3. The Bangladeshi Climate Refugees
The nation of Bangladesh has suffered from more than 70 climate-related disasters in the last ten years alone. As climate change leads to higher sea levels, experts project that Bangladesh may lose up to 17 percent of its land to flooding by 2050. This is expected to lead to the displacement of at least 20,000,000 people, but the pattern has already begun: approximately 4,000,000 Bangladeshis have been driven by flooding to move into the city of Dhaka. This massive influx has lead to a crisis in sanitation, housing, and education services in the already-impoverished slums, where the majority of these migrants have settled. Human rights and environmental groups believe Bangladesh to be one of the nations most vulnerable to climate change in the entire world, and warn that humanitarian conditions will continue to deteriorate if the international community does not take action to support the affected populations.
4. Colombia’s Invisible Victims
While cross-border migration is bound to draw political attention, what happens when people are displaced within the boundaries of their own nation? Throughout the world, 38,000,000 people are classified as Internally Displaced People (IDPs) and in 2014 alone, the rate of internal displacement equaled an average of 30,000 people displaced per day. In Colombia, over 6,000,000 people are internally displaced after five decades of internal conflict. According to the U.N., a disproportionate number of these IDPs come from indigenous or minority communities, and many are vulnerable to kidnapping by guerrilla groups. While much of the outright violence has subsided in Colombia, instability continues to threaten many parts of the country. Experts estimate that fewer than 20 percent of these IDPs will be able to return to their homes.

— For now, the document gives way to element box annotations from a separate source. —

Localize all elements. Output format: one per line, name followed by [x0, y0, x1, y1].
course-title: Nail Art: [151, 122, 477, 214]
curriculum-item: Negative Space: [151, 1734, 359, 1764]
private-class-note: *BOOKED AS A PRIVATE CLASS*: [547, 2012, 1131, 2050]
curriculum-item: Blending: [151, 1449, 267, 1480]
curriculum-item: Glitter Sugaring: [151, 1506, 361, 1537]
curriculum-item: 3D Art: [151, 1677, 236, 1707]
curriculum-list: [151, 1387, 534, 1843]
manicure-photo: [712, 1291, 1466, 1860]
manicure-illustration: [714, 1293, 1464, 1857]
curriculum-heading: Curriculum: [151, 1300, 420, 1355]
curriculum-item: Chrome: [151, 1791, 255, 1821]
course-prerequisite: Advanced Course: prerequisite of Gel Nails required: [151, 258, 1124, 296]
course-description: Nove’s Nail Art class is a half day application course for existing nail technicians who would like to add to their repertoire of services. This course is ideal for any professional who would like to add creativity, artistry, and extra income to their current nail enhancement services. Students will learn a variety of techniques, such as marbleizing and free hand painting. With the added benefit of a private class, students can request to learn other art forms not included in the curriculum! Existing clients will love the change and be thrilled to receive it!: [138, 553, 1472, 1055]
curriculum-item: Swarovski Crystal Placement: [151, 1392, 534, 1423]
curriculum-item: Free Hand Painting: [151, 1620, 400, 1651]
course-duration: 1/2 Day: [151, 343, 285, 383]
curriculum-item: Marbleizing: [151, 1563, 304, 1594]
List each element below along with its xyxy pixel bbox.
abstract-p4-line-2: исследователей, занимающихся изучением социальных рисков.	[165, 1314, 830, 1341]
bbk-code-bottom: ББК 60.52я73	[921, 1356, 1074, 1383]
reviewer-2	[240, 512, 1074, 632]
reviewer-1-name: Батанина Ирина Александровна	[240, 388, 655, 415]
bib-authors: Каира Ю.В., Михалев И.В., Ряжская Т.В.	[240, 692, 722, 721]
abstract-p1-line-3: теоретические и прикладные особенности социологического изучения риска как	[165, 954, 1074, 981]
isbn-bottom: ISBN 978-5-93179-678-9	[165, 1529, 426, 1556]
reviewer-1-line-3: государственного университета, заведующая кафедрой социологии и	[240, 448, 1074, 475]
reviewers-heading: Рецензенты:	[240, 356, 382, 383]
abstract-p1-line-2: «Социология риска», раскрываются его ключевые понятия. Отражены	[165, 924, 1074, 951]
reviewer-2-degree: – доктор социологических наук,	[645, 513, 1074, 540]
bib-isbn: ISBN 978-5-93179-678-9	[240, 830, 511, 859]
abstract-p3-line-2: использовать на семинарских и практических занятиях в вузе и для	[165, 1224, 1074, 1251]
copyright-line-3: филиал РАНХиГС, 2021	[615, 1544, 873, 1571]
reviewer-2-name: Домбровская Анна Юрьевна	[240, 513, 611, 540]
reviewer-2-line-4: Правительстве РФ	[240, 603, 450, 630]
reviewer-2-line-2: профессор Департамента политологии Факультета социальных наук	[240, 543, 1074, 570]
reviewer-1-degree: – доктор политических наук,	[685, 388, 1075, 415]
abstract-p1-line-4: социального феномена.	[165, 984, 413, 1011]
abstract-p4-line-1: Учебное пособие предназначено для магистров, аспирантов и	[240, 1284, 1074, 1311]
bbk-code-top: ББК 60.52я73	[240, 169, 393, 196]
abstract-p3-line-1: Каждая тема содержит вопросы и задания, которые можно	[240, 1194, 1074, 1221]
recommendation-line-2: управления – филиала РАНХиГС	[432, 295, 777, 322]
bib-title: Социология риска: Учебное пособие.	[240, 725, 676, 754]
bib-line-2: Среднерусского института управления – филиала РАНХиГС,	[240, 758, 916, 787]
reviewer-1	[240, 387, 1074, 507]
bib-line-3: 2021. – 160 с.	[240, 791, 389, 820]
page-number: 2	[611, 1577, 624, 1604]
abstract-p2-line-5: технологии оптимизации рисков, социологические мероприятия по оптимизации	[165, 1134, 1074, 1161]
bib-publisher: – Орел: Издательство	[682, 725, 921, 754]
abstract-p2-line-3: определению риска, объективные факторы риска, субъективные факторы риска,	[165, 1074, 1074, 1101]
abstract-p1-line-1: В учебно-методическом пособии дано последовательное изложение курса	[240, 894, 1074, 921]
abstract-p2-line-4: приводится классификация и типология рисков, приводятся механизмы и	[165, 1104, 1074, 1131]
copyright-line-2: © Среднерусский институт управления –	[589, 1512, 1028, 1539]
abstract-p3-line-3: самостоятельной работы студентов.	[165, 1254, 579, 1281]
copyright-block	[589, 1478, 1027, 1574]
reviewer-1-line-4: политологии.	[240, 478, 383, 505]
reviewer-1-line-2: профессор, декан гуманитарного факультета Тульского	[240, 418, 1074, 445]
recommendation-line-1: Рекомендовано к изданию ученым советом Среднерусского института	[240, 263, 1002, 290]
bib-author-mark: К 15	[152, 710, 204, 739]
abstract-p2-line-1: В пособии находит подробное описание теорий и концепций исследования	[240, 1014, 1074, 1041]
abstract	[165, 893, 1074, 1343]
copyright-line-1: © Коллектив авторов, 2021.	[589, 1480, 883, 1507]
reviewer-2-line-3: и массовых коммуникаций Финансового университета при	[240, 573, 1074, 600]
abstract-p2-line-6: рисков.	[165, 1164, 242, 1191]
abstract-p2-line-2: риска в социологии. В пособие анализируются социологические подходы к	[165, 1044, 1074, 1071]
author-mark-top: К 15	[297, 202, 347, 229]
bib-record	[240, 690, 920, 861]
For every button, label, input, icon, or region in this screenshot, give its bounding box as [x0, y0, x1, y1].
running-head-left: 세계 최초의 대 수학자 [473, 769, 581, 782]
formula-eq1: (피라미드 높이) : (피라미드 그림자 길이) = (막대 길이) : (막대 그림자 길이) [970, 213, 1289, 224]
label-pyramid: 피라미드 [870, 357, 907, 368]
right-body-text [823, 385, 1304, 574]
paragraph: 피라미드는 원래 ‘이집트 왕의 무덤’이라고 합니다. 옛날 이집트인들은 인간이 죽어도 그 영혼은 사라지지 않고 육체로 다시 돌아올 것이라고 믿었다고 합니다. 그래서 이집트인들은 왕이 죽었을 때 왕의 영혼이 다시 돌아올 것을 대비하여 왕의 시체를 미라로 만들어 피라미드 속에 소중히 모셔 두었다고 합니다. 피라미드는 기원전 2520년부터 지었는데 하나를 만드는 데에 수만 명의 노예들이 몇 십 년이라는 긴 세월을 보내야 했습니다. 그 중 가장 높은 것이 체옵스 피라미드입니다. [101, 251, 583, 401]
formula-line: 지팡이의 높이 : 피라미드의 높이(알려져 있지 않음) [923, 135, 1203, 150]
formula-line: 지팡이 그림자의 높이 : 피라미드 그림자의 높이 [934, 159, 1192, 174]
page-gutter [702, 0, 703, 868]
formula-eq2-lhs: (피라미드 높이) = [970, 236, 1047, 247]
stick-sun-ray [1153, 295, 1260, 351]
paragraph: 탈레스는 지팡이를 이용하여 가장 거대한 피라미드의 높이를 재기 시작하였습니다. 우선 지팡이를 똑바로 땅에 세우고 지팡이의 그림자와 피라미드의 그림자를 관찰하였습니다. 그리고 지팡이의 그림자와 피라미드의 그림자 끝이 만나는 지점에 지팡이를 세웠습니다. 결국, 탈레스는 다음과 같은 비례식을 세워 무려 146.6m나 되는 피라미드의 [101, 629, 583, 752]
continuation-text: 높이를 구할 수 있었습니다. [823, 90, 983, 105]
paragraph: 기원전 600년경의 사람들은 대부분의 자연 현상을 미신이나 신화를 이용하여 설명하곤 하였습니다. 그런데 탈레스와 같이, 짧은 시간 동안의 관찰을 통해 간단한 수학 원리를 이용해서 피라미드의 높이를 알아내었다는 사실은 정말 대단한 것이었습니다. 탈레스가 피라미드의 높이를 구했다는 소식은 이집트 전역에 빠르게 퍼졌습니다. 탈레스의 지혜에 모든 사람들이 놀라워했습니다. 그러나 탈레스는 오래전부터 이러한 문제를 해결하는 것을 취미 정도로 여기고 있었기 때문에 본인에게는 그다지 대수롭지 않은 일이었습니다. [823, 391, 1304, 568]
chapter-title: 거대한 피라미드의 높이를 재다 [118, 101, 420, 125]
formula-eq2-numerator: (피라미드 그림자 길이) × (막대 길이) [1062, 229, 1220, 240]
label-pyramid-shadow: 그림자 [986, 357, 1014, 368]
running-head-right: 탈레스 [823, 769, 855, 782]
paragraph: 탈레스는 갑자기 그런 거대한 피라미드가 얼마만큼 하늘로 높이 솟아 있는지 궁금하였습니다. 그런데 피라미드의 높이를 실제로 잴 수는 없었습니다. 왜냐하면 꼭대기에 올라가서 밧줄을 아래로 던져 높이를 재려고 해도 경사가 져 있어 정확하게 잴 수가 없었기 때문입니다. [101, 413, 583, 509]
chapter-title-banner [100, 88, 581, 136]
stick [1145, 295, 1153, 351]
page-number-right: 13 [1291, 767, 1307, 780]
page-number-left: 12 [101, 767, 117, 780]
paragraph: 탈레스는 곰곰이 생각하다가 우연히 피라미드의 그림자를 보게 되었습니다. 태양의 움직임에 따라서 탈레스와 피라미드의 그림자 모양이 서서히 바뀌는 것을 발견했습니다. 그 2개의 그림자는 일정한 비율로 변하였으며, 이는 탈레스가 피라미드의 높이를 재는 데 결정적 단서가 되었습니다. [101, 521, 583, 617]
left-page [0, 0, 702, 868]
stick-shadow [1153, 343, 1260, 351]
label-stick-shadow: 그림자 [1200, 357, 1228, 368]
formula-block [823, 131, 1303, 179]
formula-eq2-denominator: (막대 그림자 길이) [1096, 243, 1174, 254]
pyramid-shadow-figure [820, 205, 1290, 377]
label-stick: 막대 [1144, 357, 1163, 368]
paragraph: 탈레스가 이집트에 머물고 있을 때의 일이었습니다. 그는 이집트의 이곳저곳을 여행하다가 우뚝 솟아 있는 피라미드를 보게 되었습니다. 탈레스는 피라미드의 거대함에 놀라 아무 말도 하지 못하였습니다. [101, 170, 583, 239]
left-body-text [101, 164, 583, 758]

5. Eritreans Escaping Repression
Forced military service, lack of free press, and high rates of human rights abuses make life hard to bear for most Eritreans. The nation is ruled by a one-party government that has been likened to the North Korean regime for its lack of transparency and disregard for civil liberties. The suffering and poverty incurred by government policies has made Eritrea one of the world's top producers of refugees and one of the "fastest-emptying countries in the world." Eritrean migrants often move to neighboring African countries, but have also been one of the largest groups flocking to Europe in the past year. To reach Europe, many Eritreans passed through the Sahara desert on foot before boarding flimsy boats on the Libyan shore, risking their lives in pursuit of a better future.
What Can You Do To Help?
For more information on these and other migrant communities, check out the International Organization for Migration, Oxfam International, or the U.N. High Commissioner for Refugees. If you want to help, check online for country-specific non-profits, using Charity Navigator or Guide Star to find the most credible organization.
This year, the United Nations has called for the first-ever global candlelight vigil to honor those who have lost their lives in the process of migration. While millions continue to risk life and limb in pursuit of a better future, they reflect a human drive for life that is stronger than fear. As British-Somali poet Warsen Shire put it his poem, "Home," "no one leaves home unless home is the mouth of a shark ... no one puts their children in a boat unless the water is safer than the land."